The evolution of Sinn Féin since the Good Friday Agreement has not mirrored the hope of 1998. Sinn Féin’s own constitution, an important document which gets far less attention than it should, still speaks of establishing a “32 county socialist Republic” and does not recognise the Irish State and its institutions.
The party’s links to the IRA and questions over whether its elected leaders are controlled by figures connected to that organisation remain very much alive.
Its continued efforts to retrospectively justify and legitimise the taking of life raise serious questions about its commitment to a perpetual peace on this island. Hume’s own words on the nature of the militant republican tradition, from an essay in the London Review of Books in 1989, are worth recalling.
“The Irish people are defined by them. To judge by their actions and their contempt for the opinions of others, the Irish people as defined by them are themselves alone. They are more Irish than the rest of us, they believe. They are the pure Irish master race.
“That deep-seated attitude, married to their method, is one of the hallmarks of undiluted fascism. They have also the other hallmark of the fascist — the need for a scapegoat: as they see it, the Brits are to blame for everything — even their own atrocities!
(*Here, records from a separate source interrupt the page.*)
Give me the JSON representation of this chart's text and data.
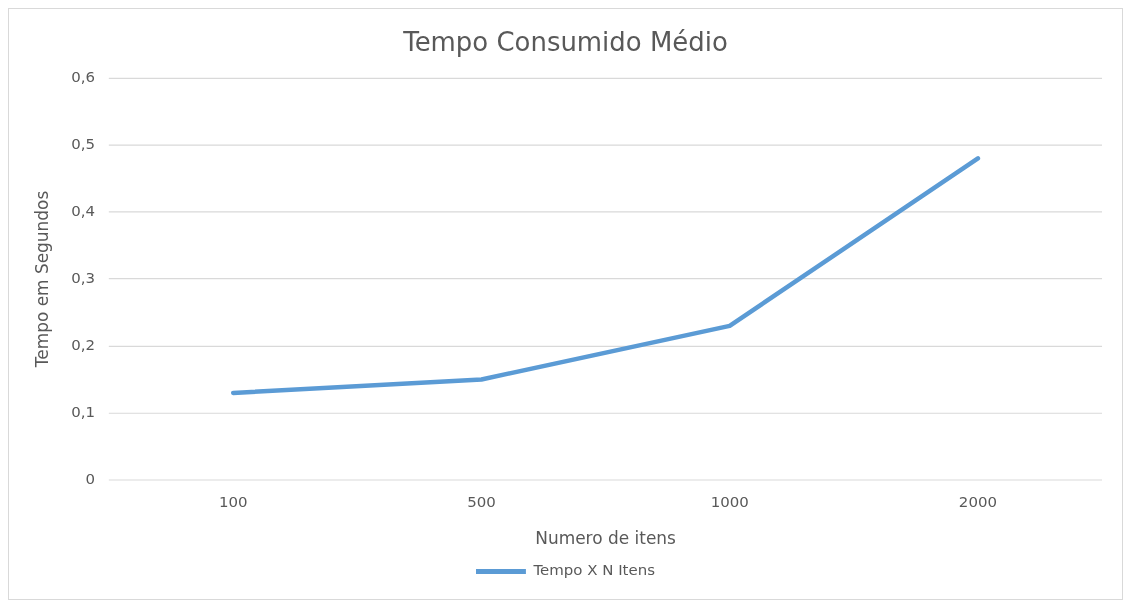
{
  "chart_data": {
    "type": "line",
    "title": "Tempo Consumido Médio",
    "xlabel": "Numero de itens",
    "ylabel": "Tempo em Segundos",
    "categories": [
      "100",
      "500",
      "1000",
      "2000"
    ],
    "series": [
      {
        "name": "Tempo X N Itens",
        "color": "#5b9bd5",
        "values": [
          0.13,
          0.15,
          0.23,
          0.48
        ]
      }
    ],
    "ylim": [
      0,
      0.6
    ],
    "yticks": [
      0,
      {
        "value": 0.1,
        "label": "0,1"
      },
      {
        "value": 0.2,
        "label": "0,2"
      },
      {
        "value": 0.3,
        "label": "0,3"
      },
      {
        "value": 0.4,
        "label": "0,4"
      },
      {
        "value": 0.5,
        "label": "0,5"
      },
      {
        "value": 0.6,
        "label": "0,6"
      }
    ],
    "grid": "y",
    "legend": "bottom",
    "marker": "none",
    "line_style": "solid"
  }
}
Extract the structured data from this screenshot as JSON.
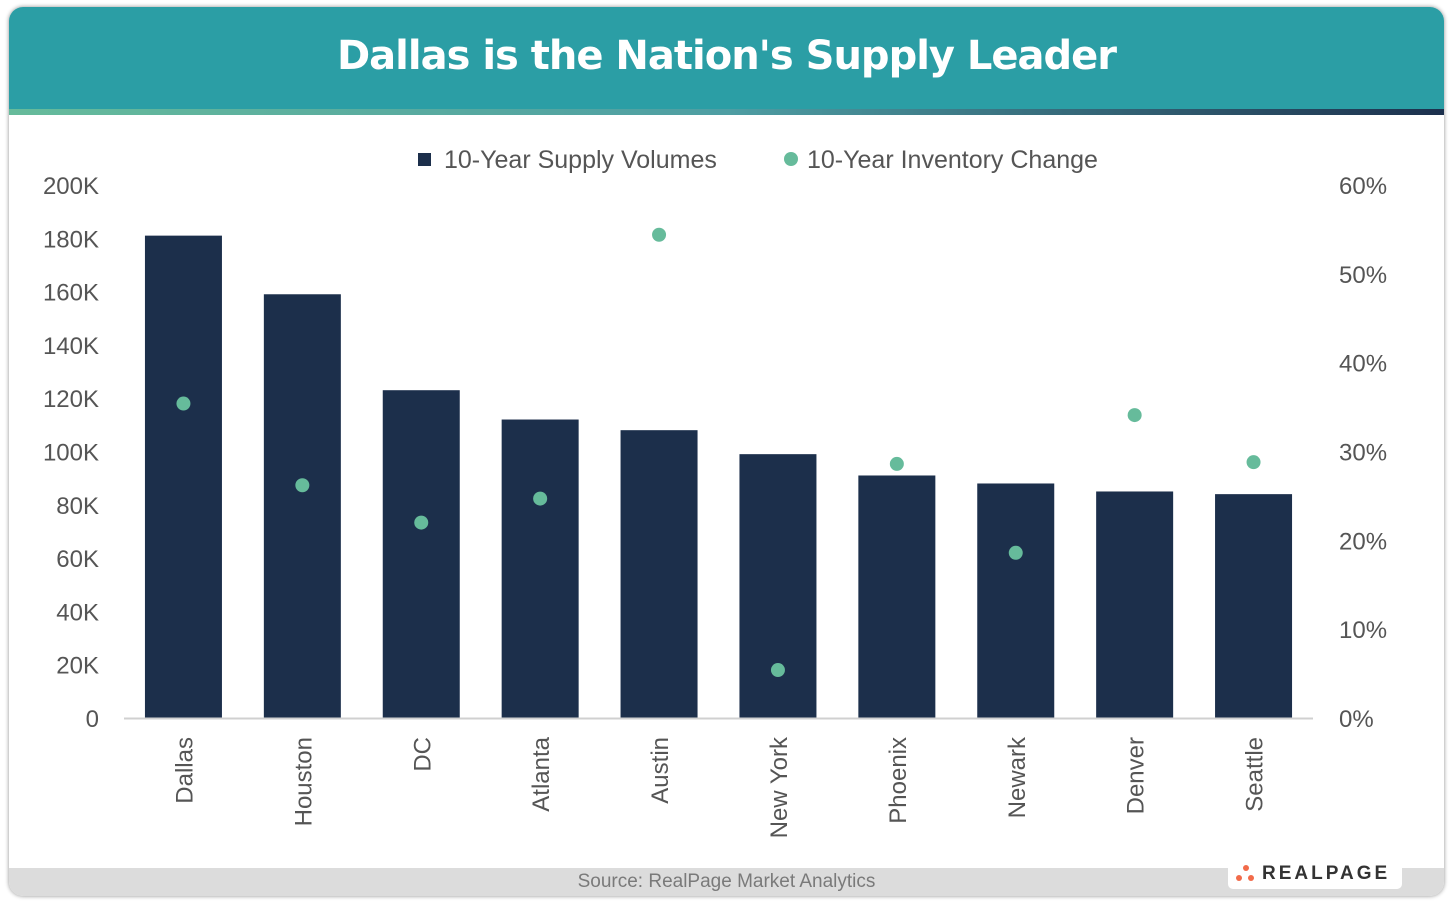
{
  "title": "Dallas is the Nation's Supply Leader",
  "source": "Source: RealPage Market Analytics",
  "logo_text": "REALPAGE",
  "colors": {
    "header": "#2b9ea5",
    "bar": "#1c2f4b",
    "dot": "#66bb9b",
    "logo_dots": "#f26b4a"
  },
  "chart_data": {
    "type": "bar",
    "title": "Dallas is the Nation's Supply Leader",
    "categories": [
      "Dallas",
      "Houston",
      "DC",
      "Atlanta",
      "Austin",
      "New York",
      "Phoenix",
      "Newark",
      "Denver",
      "Seattle"
    ],
    "series": [
      {
        "name": "10-Year Supply Volumes",
        "type": "bar",
        "axis": "left",
        "values": [
          181000,
          159000,
          123000,
          112000,
          108000,
          99000,
          91000,
          88000,
          85000,
          84000
        ]
      },
      {
        "name": "10-Year Inventory Change",
        "type": "scatter",
        "axis": "right",
        "values": [
          35.4,
          26.2,
          22.0,
          24.7,
          54.4,
          5.4,
          28.6,
          18.6,
          34.1,
          28.8
        ]
      }
    ],
    "y_left": {
      "range": [
        0,
        200000
      ],
      "ticks": [
        "0",
        "20K",
        "40K",
        "60K",
        "80K",
        "100K",
        "120K",
        "140K",
        "160K",
        "180K",
        "200K"
      ]
    },
    "y_right": {
      "range": [
        0,
        60
      ],
      "ticks": [
        "0%",
        "10%",
        "20%",
        "30%",
        "40%",
        "50%",
        "60%"
      ]
    },
    "grid": false,
    "legend": "top"
  }
}
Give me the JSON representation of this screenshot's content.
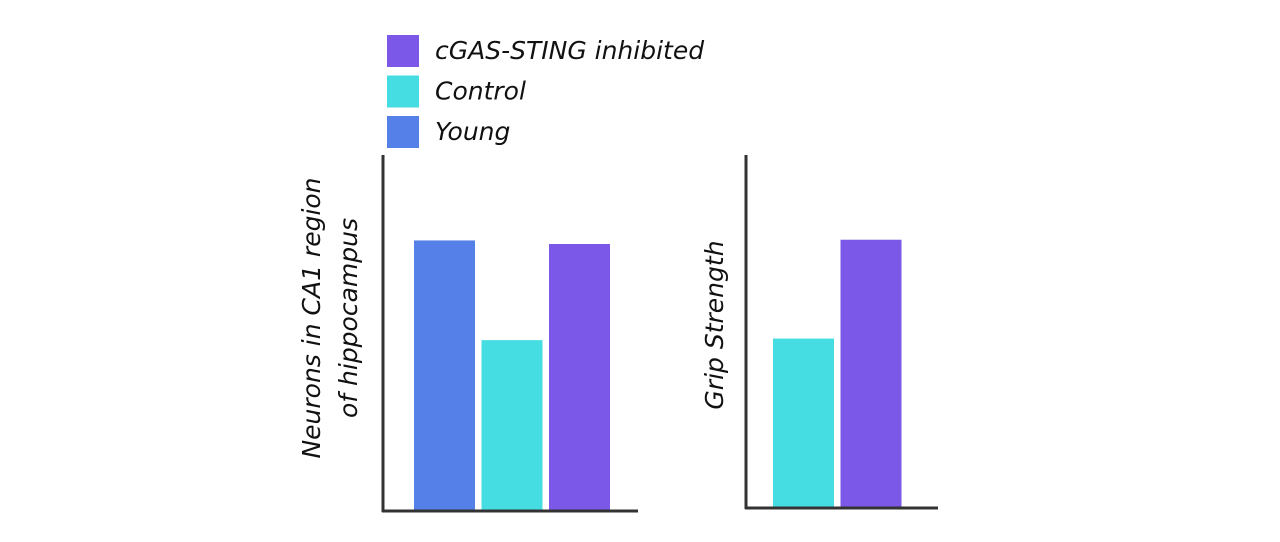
{
  "chart_data": [
    {
      "type": "bar",
      "ylabel": [
        "Neurons in CA1 region",
        "of hippocampus"
      ],
      "ylim": [
        0,
        100
      ],
      "series": [
        {
          "name": "Young",
          "color": "#5580e8",
          "values": [
            76
          ]
        },
        {
          "name": "Control",
          "color": "#45dde2",
          "values": [
            48
          ]
        },
        {
          "name": "cGAS-STING inhibited",
          "color": "#7b58e8",
          "values": [
            75
          ]
        }
      ]
    },
    {
      "type": "bar",
      "ylabel": [
        "Grip Strength"
      ],
      "ylim": [
        0,
        100
      ],
      "series": [
        {
          "color": "#45dde2",
          "values": [
            48
          ]
        },
        {
          "color": "#7b58e8",
          "values": [
            76
          ]
        }
      ]
    }
  ]
}
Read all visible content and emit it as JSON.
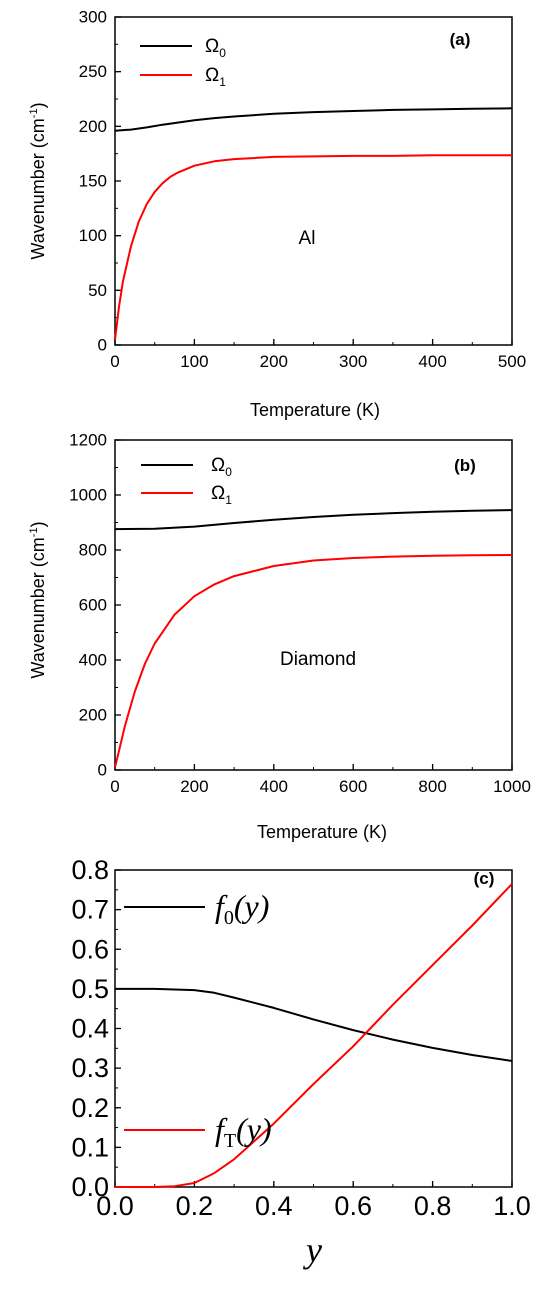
{
  "chart_data": [
    {
      "panel": "(a)",
      "type": "line",
      "xlabel": "Temperature (K)",
      "ylabel": "Wavenumber (cm",
      "ylabel_sup": "-1",
      "ylabel_end": ")",
      "xlim": [
        0,
        500
      ],
      "ylim": [
        0,
        300
      ],
      "xticks": [
        0,
        100,
        200,
        300,
        400,
        500
      ],
      "yticks": [
        0,
        50,
        100,
        150,
        200,
        250,
        300
      ],
      "annotation": "Al",
      "legend_position": "top-left",
      "series": [
        {
          "name": "Ω",
          "sub": "0",
          "color": "#000000",
          "x": [
            0,
            20,
            40,
            60,
            80,
            100,
            125,
            150,
            200,
            250,
            300,
            350,
            400,
            450,
            500
          ],
          "y": [
            196,
            197,
            199,
            201.5,
            203.5,
            205.5,
            207.5,
            209,
            211.5,
            213,
            214,
            215,
            215.5,
            216,
            216.5
          ]
        },
        {
          "name": "Ω",
          "sub": "1",
          "color": "#ff0000",
          "x": [
            0,
            5,
            10,
            20,
            30,
            40,
            50,
            60,
            70,
            80,
            100,
            125,
            150,
            200,
            250,
            300,
            350,
            400,
            450,
            500
          ],
          "y": [
            5,
            35,
            58,
            90,
            113,
            129,
            140,
            148,
            154,
            158,
            164,
            168,
            170,
            172,
            172.5,
            173,
            173,
            173.5,
            173.5,
            173.5
          ]
        }
      ]
    },
    {
      "panel": "(b)",
      "type": "line",
      "xlabel": "Temperature (K)",
      "ylabel": "Wavenumber (cm",
      "ylabel_sup": "-1",
      "ylabel_end": ")",
      "xlim": [
        0,
        1000
      ],
      "ylim": [
        0,
        1200
      ],
      "xticks": [
        0,
        200,
        400,
        600,
        800,
        1000
      ],
      "yticks": [
        0,
        200,
        400,
        600,
        800,
        1000,
        1200
      ],
      "annotation": "Diamond",
      "legend_position": "top-left",
      "series": [
        {
          "name": "Ω",
          "sub": "0",
          "color": "#000000",
          "x": [
            0,
            100,
            200,
            300,
            400,
            500,
            600,
            700,
            800,
            900,
            1000
          ],
          "y": [
            876,
            877,
            885,
            898,
            910,
            920,
            928,
            934,
            939,
            943,
            945
          ]
        },
        {
          "name": "Ω",
          "sub": "1",
          "color": "#ff0000",
          "x": [
            0,
            10,
            25,
            50,
            75,
            100,
            150,
            200,
            250,
            300,
            400,
            500,
            600,
            700,
            800,
            900,
            1000
          ],
          "y": [
            10,
            70,
            160,
            285,
            385,
            460,
            565,
            632,
            675,
            705,
            742,
            762,
            771,
            776,
            779,
            781,
            782
          ]
        }
      ]
    },
    {
      "panel": "(c)",
      "type": "line",
      "xlabel": "y",
      "xlim": [
        0,
        1.0
      ],
      "ylim": [
        0,
        0.8
      ],
      "xticks": [
        "0.0",
        "0.2",
        "0.4",
        "0.6",
        "0.8",
        "1.0"
      ],
      "yticks": [
        "0.0",
        "0.1",
        "0.2",
        "0.3",
        "0.4",
        "0.5",
        "0.6",
        "0.7",
        "0.8"
      ],
      "legend_position": "left",
      "series": [
        {
          "name": "f",
          "sub": "0",
          "arg": "(y)",
          "color": "#000000",
          "x": [
            0,
            0.1,
            0.2,
            0.25,
            0.3,
            0.4,
            0.5,
            0.6,
            0.7,
            0.8,
            0.9,
            1.0
          ],
          "y": [
            0.5,
            0.5,
            0.497,
            0.49,
            0.478,
            0.452,
            0.423,
            0.396,
            0.372,
            0.351,
            0.333,
            0.318
          ]
        },
        {
          "name": "f",
          "sub": "T",
          "arg": "(y)",
          "color": "#ff0000",
          "x": [
            0,
            0.1,
            0.15,
            0.2,
            0.25,
            0.3,
            0.4,
            0.5,
            0.6,
            0.7,
            0.8,
            0.9,
            1.0
          ],
          "y": [
            0,
            0,
            0.002,
            0.01,
            0.035,
            0.07,
            0.16,
            0.26,
            0.355,
            0.46,
            0.56,
            0.66,
            0.765
          ]
        }
      ]
    }
  ]
}
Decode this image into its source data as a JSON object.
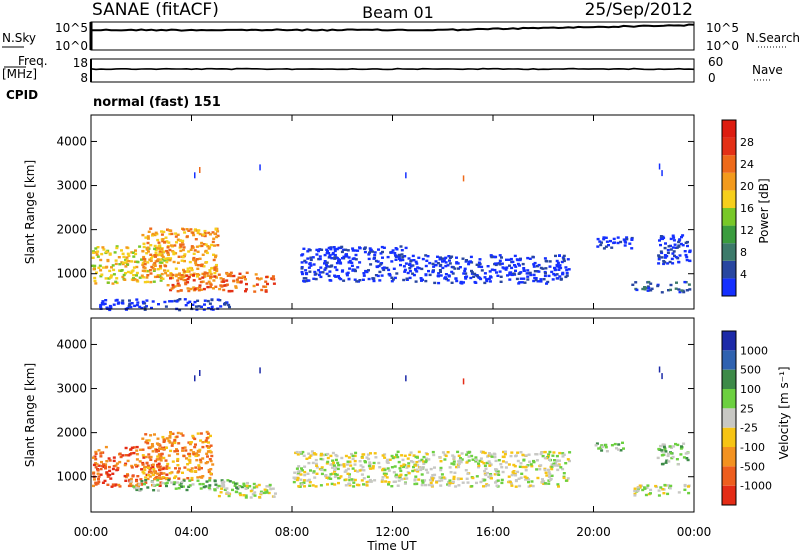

They know better than the rest of us. They know so much better that they take unto themselves the right, without consultation, to dispense death and destruction.”
The current leader of Sinn Féin believes that the IRA had the right to dispense death and destruction for political ends. In this newspaper recently Mary Lou McDonald described the IRA’s campaign of violence as both “justified” and “inevitable”.
In fact, it was neither, as Hume’s life and achievements proved more than anything else.
It may be that only when McDonald sits at Cabinet in Dublin will it be known whether the sort of inclusive politics John Hume so passionately believed can be guaranteed on this island.